The preliminary assessments are beginning roughly two weeks after Sally came through. Mace says there’s no set timeline to a declaration, because of many factors of involved related to the old adage: “No two hurricanes are alike.”

“The amount of damage in the area and how accessible it is – if there are roads that are out, power lines down – we have to wait until it’s safe for our personnel to move into an area and begin the assessment process,” Mace said. “And at the same time, obviously, in the COVID-19 environment, travel and movement of personnel is much more complicated process.”

One sticking point post-Sally has been the question of providing documentation of private property damages – written accounts, photos and videos, and whether that’s a new FEMA requirement. It is not, says Mace.

“It’ certainly not a requirement in terms of the individual assistance request and declaration process,” said Mace. “But certainly, all the documentation that a homeowner does will help them not only with their insurance, but also if an individual assistance declaration is issued, the information will be helpful in determining what kind of assistance they may be eligible for.”

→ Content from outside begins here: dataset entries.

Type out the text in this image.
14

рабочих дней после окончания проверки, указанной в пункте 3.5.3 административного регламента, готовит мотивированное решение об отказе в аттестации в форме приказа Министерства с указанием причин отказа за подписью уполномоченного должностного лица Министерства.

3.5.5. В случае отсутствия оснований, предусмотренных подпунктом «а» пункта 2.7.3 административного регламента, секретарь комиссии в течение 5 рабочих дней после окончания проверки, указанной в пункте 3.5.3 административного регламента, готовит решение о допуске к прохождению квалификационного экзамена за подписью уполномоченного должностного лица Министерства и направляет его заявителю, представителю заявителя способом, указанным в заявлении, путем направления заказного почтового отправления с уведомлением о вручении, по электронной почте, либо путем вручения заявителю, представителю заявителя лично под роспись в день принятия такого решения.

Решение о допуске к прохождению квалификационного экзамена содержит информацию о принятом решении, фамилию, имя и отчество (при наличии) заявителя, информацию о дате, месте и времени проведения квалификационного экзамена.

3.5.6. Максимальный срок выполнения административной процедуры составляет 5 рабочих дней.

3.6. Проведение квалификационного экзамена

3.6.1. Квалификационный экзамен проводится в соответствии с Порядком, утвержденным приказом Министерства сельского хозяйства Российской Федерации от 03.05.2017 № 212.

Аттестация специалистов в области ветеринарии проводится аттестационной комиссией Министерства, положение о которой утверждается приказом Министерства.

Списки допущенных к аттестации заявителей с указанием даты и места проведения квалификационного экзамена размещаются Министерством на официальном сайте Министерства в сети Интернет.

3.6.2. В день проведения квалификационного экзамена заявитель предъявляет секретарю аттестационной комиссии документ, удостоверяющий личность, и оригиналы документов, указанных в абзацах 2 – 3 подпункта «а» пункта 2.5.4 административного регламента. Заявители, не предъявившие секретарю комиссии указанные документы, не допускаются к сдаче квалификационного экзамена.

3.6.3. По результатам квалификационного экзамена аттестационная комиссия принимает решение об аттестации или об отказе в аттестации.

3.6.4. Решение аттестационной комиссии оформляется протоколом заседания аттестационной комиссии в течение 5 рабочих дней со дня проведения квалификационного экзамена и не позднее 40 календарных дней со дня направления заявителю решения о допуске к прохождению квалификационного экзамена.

In this day of social media, submitting proof of damage isn’t expected to be the problem it was after past hurricanes, according to Escambia Administrator Janice Gilley.

“Folks had already recorded or provided a lot of data, either on Facebook, Instagram and things like that,” said Gilley. “And we said, ‘Look, if you already have these records of your residences, and the situation that you’ve been through, please send them to us.’”

And when it’s all said and done, FEMA’s Dave Mace says they’ll add their experiences with Hurricane Sally to the agency’s list of lessons learned.